During postmarketing surveillance, the use of infliximab has been linked with the occurrence of tuberculosis, prompting the Food and Drug Administration to demand change of the package insert for this drug. Almost all of these cases occurred during the first several months of treatment, implying reactivation of latent tuberculosis, though this passive surveillance system does not allow determination of causation because of comorbid medical conditions and the use of other medications. Fewer cases have been reported with etanercept therapy. In view of these findings, patients should be evaluated for tuberculosis prior to TNF-α inhibitor therapy and, if indicated, receive antituberculosis prophylaxis for latent disease.

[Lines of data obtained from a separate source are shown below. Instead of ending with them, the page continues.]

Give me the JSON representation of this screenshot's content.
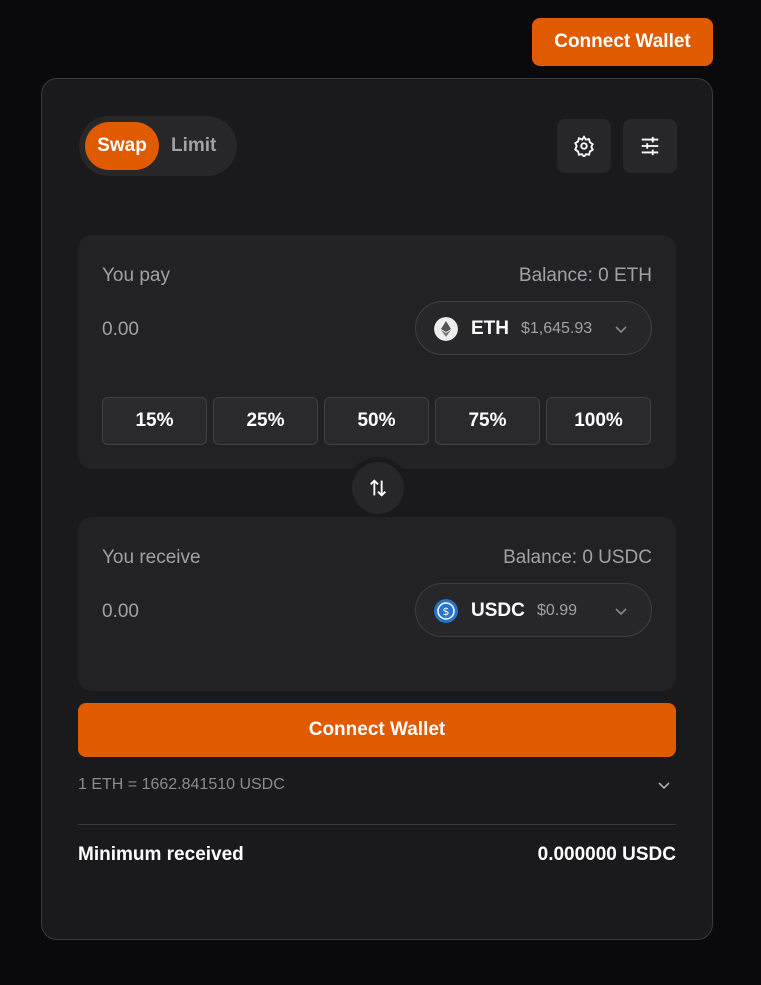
{
  "header": {
    "connect_label": "Connect Wallet"
  },
  "tabs": [
    {
      "label": "Swap",
      "active": true
    },
    {
      "label": "Limit",
      "active": false
    }
  ],
  "icons": {
    "settings": "gear-icon",
    "filters": "sliders-icon",
    "flip": "swap-vertical-icon"
  },
  "pay": {
    "label": "You pay",
    "balance": "Balance: 0 ETH",
    "amount": "0.00",
    "token": {
      "symbol": "ETH",
      "price": "$1,645.93",
      "icon": "ethereum-icon"
    },
    "percent_buttons": [
      "15%",
      "25%",
      "50%",
      "75%",
      "100%"
    ]
  },
  "receive": {
    "label": "You receive",
    "balance": "Balance: 0 USDC",
    "amount": "0.00",
    "token": {
      "symbol": "USDC",
      "price": "$0.99",
      "icon": "usdc-icon"
    }
  },
  "action": {
    "label": "Connect Wallet"
  },
  "rate": "1 ETH = 1662.841510 USDC",
  "minimum": {
    "label": "Minimum received",
    "value": "0.000000 USDC"
  },
  "colors": {
    "accent": "#e05a00",
    "background": "#0a0a0c",
    "card": "#1a1a1c",
    "panel": "#222225"
  }
}
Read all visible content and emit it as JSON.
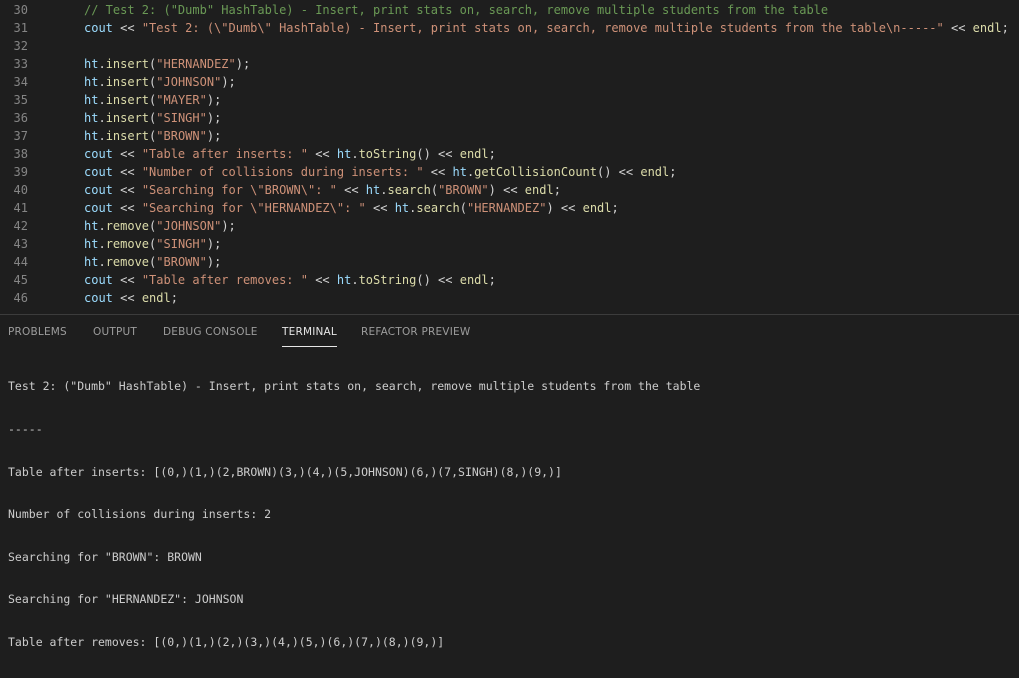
{
  "editor": {
    "lines": [
      {
        "num": "30",
        "tokens": [
          {
            "t": "// Test 2: (\"Dumb\" HashTable) - Insert, print stats on, search, remove multiple students from the table",
            "c": "t-comment"
          }
        ]
      },
      {
        "num": "31",
        "tokens": [
          {
            "t": "cout",
            "c": "t-var"
          },
          {
            "t": " << ",
            "c": "t-op"
          },
          {
            "t": "\"Test 2: (\\\"Dumb\\\" HashTable) - Insert, print stats on, search, remove multiple students from the table\\n-----\"",
            "c": "t-str"
          },
          {
            "t": " << ",
            "c": "t-op"
          },
          {
            "t": "endl",
            "c": "t-fn"
          },
          {
            "t": ";",
            "c": "t-op"
          }
        ]
      },
      {
        "num": "32",
        "tokens": []
      },
      {
        "num": "33",
        "tokens": [
          {
            "t": "ht",
            "c": "t-var"
          },
          {
            "t": ".",
            "c": "t-op"
          },
          {
            "t": "insert",
            "c": "t-fn"
          },
          {
            "t": "(",
            "c": "t-op"
          },
          {
            "t": "\"HERNANDEZ\"",
            "c": "t-str"
          },
          {
            "t": ");",
            "c": "t-op"
          }
        ]
      },
      {
        "num": "34",
        "tokens": [
          {
            "t": "ht",
            "c": "t-var"
          },
          {
            "t": ".",
            "c": "t-op"
          },
          {
            "t": "insert",
            "c": "t-fn"
          },
          {
            "t": "(",
            "c": "t-op"
          },
          {
            "t": "\"JOHNSON\"",
            "c": "t-str"
          },
          {
            "t": ");",
            "c": "t-op"
          }
        ]
      },
      {
        "num": "35",
        "tokens": [
          {
            "t": "ht",
            "c": "t-var"
          },
          {
            "t": ".",
            "c": "t-op"
          },
          {
            "t": "insert",
            "c": "t-fn"
          },
          {
            "t": "(",
            "c": "t-op"
          },
          {
            "t": "\"MAYER\"",
            "c": "t-str"
          },
          {
            "t": ");",
            "c": "t-op"
          }
        ]
      },
      {
        "num": "36",
        "tokens": [
          {
            "t": "ht",
            "c": "t-var"
          },
          {
            "t": ".",
            "c": "t-op"
          },
          {
            "t": "insert",
            "c": "t-fn"
          },
          {
            "t": "(",
            "c": "t-op"
          },
          {
            "t": "\"SINGH\"",
            "c": "t-str"
          },
          {
            "t": ");",
            "c": "t-op"
          }
        ]
      },
      {
        "num": "37",
        "tokens": [
          {
            "t": "ht",
            "c": "t-var"
          },
          {
            "t": ".",
            "c": "t-op"
          },
          {
            "t": "insert",
            "c": "t-fn"
          },
          {
            "t": "(",
            "c": "t-op"
          },
          {
            "t": "\"BROWN\"",
            "c": "t-str"
          },
          {
            "t": ");",
            "c": "t-op"
          }
        ]
      },
      {
        "num": "38",
        "tokens": [
          {
            "t": "cout",
            "c": "t-var"
          },
          {
            "t": " << ",
            "c": "t-op"
          },
          {
            "t": "\"Table after inserts: \"",
            "c": "t-str"
          },
          {
            "t": " << ",
            "c": "t-op"
          },
          {
            "t": "ht",
            "c": "t-var"
          },
          {
            "t": ".",
            "c": "t-op"
          },
          {
            "t": "toString",
            "c": "t-fn"
          },
          {
            "t": "()",
            "c": "t-op"
          },
          {
            "t": " << ",
            "c": "t-op"
          },
          {
            "t": "endl",
            "c": "t-fn"
          },
          {
            "t": ";",
            "c": "t-op"
          }
        ]
      },
      {
        "num": "39",
        "tokens": [
          {
            "t": "cout",
            "c": "t-var"
          },
          {
            "t": " << ",
            "c": "t-op"
          },
          {
            "t": "\"Number of collisions during inserts: \"",
            "c": "t-str"
          },
          {
            "t": " << ",
            "c": "t-op"
          },
          {
            "t": "ht",
            "c": "t-var"
          },
          {
            "t": ".",
            "c": "t-op"
          },
          {
            "t": "getCollisionCount",
            "c": "t-fn"
          },
          {
            "t": "()",
            "c": "t-op"
          },
          {
            "t": " << ",
            "c": "t-op"
          },
          {
            "t": "endl",
            "c": "t-fn"
          },
          {
            "t": ";",
            "c": "t-op"
          }
        ]
      },
      {
        "num": "40",
        "tokens": [
          {
            "t": "cout",
            "c": "t-var"
          },
          {
            "t": " << ",
            "c": "t-op"
          },
          {
            "t": "\"Searching for \\\"BROWN\\\": \"",
            "c": "t-str"
          },
          {
            "t": " << ",
            "c": "t-op"
          },
          {
            "t": "ht",
            "c": "t-var"
          },
          {
            "t": ".",
            "c": "t-op"
          },
          {
            "t": "search",
            "c": "t-fn"
          },
          {
            "t": "(",
            "c": "t-op"
          },
          {
            "t": "\"BROWN\"",
            "c": "t-str"
          },
          {
            "t": ")",
            "c": "t-op"
          },
          {
            "t": " << ",
            "c": "t-op"
          },
          {
            "t": "endl",
            "c": "t-fn"
          },
          {
            "t": ";",
            "c": "t-op"
          }
        ]
      },
      {
        "num": "41",
        "tokens": [
          {
            "t": "cout",
            "c": "t-var"
          },
          {
            "t": " << ",
            "c": "t-op"
          },
          {
            "t": "\"Searching for \\\"HERNANDEZ\\\": \"",
            "c": "t-str"
          },
          {
            "t": " << ",
            "c": "t-op"
          },
          {
            "t": "ht",
            "c": "t-var"
          },
          {
            "t": ".",
            "c": "t-op"
          },
          {
            "t": "search",
            "c": "t-fn"
          },
          {
            "t": "(",
            "c": "t-op"
          },
          {
            "t": "\"HERNANDEZ\"",
            "c": "t-str"
          },
          {
            "t": ")",
            "c": "t-op"
          },
          {
            "t": " << ",
            "c": "t-op"
          },
          {
            "t": "endl",
            "c": "t-fn"
          },
          {
            "t": ";",
            "c": "t-op"
          }
        ]
      },
      {
        "num": "42",
        "tokens": [
          {
            "t": "ht",
            "c": "t-var"
          },
          {
            "t": ".",
            "c": "t-op"
          },
          {
            "t": "remove",
            "c": "t-fn"
          },
          {
            "t": "(",
            "c": "t-op"
          },
          {
            "t": "\"JOHNSON\"",
            "c": "t-str"
          },
          {
            "t": ");",
            "c": "t-op"
          }
        ]
      },
      {
        "num": "43",
        "tokens": [
          {
            "t": "ht",
            "c": "t-var"
          },
          {
            "t": ".",
            "c": "t-op"
          },
          {
            "t": "remove",
            "c": "t-fn"
          },
          {
            "t": "(",
            "c": "t-op"
          },
          {
            "t": "\"SINGH\"",
            "c": "t-str"
          },
          {
            "t": ");",
            "c": "t-op"
          }
        ]
      },
      {
        "num": "44",
        "tokens": [
          {
            "t": "ht",
            "c": "t-var"
          },
          {
            "t": ".",
            "c": "t-op"
          },
          {
            "t": "remove",
            "c": "t-fn"
          },
          {
            "t": "(",
            "c": "t-op"
          },
          {
            "t": "\"BROWN\"",
            "c": "t-str"
          },
          {
            "t": ");",
            "c": "t-op"
          }
        ]
      },
      {
        "num": "45",
        "tokens": [
          {
            "t": "cout",
            "c": "t-var"
          },
          {
            "t": " << ",
            "c": "t-op"
          },
          {
            "t": "\"Table after removes: \"",
            "c": "t-str"
          },
          {
            "t": " << ",
            "c": "t-op"
          },
          {
            "t": "ht",
            "c": "t-var"
          },
          {
            "t": ".",
            "c": "t-op"
          },
          {
            "t": "toString",
            "c": "t-fn"
          },
          {
            "t": "()",
            "c": "t-op"
          },
          {
            "t": " << ",
            "c": "t-op"
          },
          {
            "t": "endl",
            "c": "t-fn"
          },
          {
            "t": ";",
            "c": "t-op"
          }
        ]
      },
      {
        "num": "46",
        "tokens": [
          {
            "t": "cout",
            "c": "t-var"
          },
          {
            "t": " << ",
            "c": "t-op"
          },
          {
            "t": "endl",
            "c": "t-fn"
          },
          {
            "t": ";",
            "c": "t-op"
          }
        ]
      }
    ]
  },
  "panel": {
    "tabs": [
      {
        "label": "PROBLEMS",
        "active": false
      },
      {
        "label": "OUTPUT",
        "active": false
      },
      {
        "label": "DEBUG CONSOLE",
        "active": false
      },
      {
        "label": "TERMINAL",
        "active": true
      },
      {
        "label": "REFACTOR PREVIEW",
        "active": false
      }
    ],
    "terminal_lines": [
      "Test 2: (\"Dumb\" HashTable) - Insert, print stats on, search, remove multiple students from the table",
      "-----",
      "Table after inserts: [(0,)(1,)(2,BROWN)(3,)(4,)(5,JOHNSON)(6,)(7,SINGH)(8,)(9,)]",
      "Number of collisions during inserts: 2",
      "Searching for \"BROWN\": BROWN",
      "Searching for \"HERNANDEZ\": JOHNSON",
      "Table after removes: [(0,)(1,)(2,)(3,)(4,)(5,)(6,)(7,)(8,)(9,)]"
    ]
  }
}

Additional adverse effects reported with these agents include other opportunistic infections and neurologic events resembling multiple sclerosis. The long-term efficacy and safety of TNF-α inhibitors thus remain uncertain.

Since the response to single DMARD therapy is often incomplete, combinations of 2 or 3 DMARDs have been tested using various study designs to improve clinical outcomes. One design calls for the addition of a second DMARD (or placebo) to the regimen of patients with active disease despite methotrexate therapy. Table 2 summarizes trials using this design and the 2- and 3-DMARD combinations whose benefits exceeded those of methotrexate alone.^{19 - 22} This stepped up approach, in which DMARDs are added sequentially to achieve disease control, is commonly used in clinical practice.

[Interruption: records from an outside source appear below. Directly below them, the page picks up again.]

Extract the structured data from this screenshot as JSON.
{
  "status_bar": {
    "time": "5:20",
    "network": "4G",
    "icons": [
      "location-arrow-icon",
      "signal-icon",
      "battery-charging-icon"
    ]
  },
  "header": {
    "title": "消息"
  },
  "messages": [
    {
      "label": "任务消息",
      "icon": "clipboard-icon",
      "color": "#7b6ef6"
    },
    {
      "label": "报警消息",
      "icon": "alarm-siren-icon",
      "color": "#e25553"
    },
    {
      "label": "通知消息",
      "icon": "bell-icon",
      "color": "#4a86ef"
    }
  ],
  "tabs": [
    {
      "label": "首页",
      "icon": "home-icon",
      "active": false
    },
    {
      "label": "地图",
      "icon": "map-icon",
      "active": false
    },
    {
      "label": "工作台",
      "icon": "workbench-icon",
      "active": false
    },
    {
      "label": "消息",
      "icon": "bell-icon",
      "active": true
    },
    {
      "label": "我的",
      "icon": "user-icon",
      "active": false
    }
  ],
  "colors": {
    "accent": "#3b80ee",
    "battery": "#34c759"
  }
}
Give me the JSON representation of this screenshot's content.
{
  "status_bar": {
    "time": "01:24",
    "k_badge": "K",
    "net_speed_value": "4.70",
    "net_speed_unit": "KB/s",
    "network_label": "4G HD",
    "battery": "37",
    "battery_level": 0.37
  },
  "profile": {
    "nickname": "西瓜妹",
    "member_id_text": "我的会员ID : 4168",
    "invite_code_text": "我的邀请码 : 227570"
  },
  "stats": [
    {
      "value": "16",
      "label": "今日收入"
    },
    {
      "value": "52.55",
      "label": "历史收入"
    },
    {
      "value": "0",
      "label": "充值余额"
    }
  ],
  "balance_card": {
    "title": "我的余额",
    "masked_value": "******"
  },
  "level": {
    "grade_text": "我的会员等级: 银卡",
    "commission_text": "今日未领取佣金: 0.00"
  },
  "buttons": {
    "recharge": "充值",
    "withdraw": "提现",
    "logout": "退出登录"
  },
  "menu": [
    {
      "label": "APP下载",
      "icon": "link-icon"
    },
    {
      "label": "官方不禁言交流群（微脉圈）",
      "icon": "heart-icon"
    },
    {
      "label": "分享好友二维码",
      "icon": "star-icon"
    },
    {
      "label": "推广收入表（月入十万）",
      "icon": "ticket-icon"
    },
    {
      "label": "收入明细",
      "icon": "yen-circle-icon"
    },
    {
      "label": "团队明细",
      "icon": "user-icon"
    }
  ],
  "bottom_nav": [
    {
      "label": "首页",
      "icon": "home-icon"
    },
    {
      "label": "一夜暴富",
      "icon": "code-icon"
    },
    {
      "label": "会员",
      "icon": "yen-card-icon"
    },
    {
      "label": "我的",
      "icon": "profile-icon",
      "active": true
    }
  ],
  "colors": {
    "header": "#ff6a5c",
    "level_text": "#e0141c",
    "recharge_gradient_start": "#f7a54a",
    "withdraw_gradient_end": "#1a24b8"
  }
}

Other trials of combination therapy have used a parallel-group design in which patients are randomly allocated to receive treatment with either a combination or a single agent. Table 3 provides examples of large trials comparing the value of combinations vs single drugs. These studies have primarily focused on patients with disease of relatively short duration,^{23 - 26} with the rationale that this group would most likely benefit from early intensive treatment. Thus far, the outcomes from these trials have produced variable results.^{23 - 27} Further studies are needed to determine the best initial DMARD therapy for RA.

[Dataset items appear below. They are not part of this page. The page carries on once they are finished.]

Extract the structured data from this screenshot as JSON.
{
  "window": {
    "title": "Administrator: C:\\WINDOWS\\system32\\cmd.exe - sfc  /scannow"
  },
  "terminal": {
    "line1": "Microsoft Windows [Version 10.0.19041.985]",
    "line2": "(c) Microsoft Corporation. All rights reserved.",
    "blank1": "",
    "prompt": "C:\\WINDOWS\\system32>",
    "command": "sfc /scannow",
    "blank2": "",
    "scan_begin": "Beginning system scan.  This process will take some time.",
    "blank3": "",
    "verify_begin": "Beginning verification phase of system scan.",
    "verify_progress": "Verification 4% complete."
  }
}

In principle, maximal cost-benefits from early intervention would occur by reserving the most intensive treatment regimens for patients with the worse prognosis and using less expensive and potentially safer agents for those with more favorable projected outcomes. While genetic and other biomarkers with prognostic value have been sought, at present, treatment decisions remain empiric, with choices of agents based on clinical severity and individual patient preferences (eg, concern over adverse effects, tolerance for injections). In general, the level of disease activity guides treatment decisions, though the radiographic progression of joint damage may be a factor in decision making. The new DMARDs, especially the TNF-α blockers, should nevertheless improve outcomes and afford additional treatment options to reduce pain and disability in patients with this common arthritic disease.